異世界にて、王太子殿下にプロポーズされました。



「知ってる? 黒水晶ってね、いちばん強い魔よけの効果があるんだって!
だから、それお兄ちゃんにあげる」


僕は思わず女の子の顔を見た。本当に意味が解ってるのか解ってないのか。彼女は変らずにこにこと明るい笑顔のままだ。


「いいの? これ、とっても珍しくて価値があるものでしょ。お父さんに怒られない?」

「大丈夫だよ。お父さんは“困った人がいたら助けてあげなさい”っていつも言ってるもん。この黒水晶がきっとお兄ちゃんを悪いものから守ってくれるよ」


何の気負いも邪気もなくごくごく自然に発された言葉が、僕の胸を激しく揺さぶった。


見返りを求めずにただ無心の善意で当たり前に手を差しのべる。 そんな人間は今だかつて僕の間近にいなかった。

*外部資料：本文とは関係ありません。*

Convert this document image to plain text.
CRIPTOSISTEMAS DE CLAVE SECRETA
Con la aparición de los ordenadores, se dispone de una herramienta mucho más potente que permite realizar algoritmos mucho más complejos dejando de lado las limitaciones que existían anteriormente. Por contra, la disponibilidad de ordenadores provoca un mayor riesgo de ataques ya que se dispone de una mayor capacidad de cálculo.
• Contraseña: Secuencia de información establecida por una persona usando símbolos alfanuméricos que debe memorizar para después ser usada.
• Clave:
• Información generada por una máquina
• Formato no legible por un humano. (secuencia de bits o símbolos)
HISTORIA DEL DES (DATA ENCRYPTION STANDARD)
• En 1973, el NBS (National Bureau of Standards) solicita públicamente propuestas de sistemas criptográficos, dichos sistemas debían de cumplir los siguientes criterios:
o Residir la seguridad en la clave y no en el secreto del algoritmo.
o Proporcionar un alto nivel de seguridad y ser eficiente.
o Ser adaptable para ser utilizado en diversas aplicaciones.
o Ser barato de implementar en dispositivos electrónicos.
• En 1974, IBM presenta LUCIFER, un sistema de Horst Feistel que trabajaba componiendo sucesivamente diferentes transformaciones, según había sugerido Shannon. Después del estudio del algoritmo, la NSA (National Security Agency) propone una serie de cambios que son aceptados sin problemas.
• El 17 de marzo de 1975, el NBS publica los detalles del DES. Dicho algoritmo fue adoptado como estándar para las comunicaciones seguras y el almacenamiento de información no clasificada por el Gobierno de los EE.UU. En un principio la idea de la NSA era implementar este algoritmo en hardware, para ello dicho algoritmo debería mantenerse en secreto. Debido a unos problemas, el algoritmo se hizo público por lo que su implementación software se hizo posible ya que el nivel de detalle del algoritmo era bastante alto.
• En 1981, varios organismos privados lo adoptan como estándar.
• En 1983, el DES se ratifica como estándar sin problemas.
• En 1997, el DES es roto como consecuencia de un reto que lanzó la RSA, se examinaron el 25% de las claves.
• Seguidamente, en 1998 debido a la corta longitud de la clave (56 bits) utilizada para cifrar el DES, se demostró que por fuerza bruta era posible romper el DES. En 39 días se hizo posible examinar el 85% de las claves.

乳母であり侍女長のミルミでさえ、僕に“世話した結果”という名の期待を見返りとして求めるのに。


ぺた、と女の子が僕の頬に触れる。僕より小さなぷっくりとした手のひらが、とてつもなく可愛らしく感じた。


「お兄ちゃんはあたしのお友達だよ! だから、あたしに必要なひとなの。お兄ちゃんがどんな姿でもあたしのお友達だよ」


“どんな姿でも友達という事実は変わらない”


幼い少女が教えてくれた真理は胸に突き刺さり、僕にショックを与えた。


外見がどうこうよりも、見えない本質を大切にする幼子を。思わず抱きしめていた。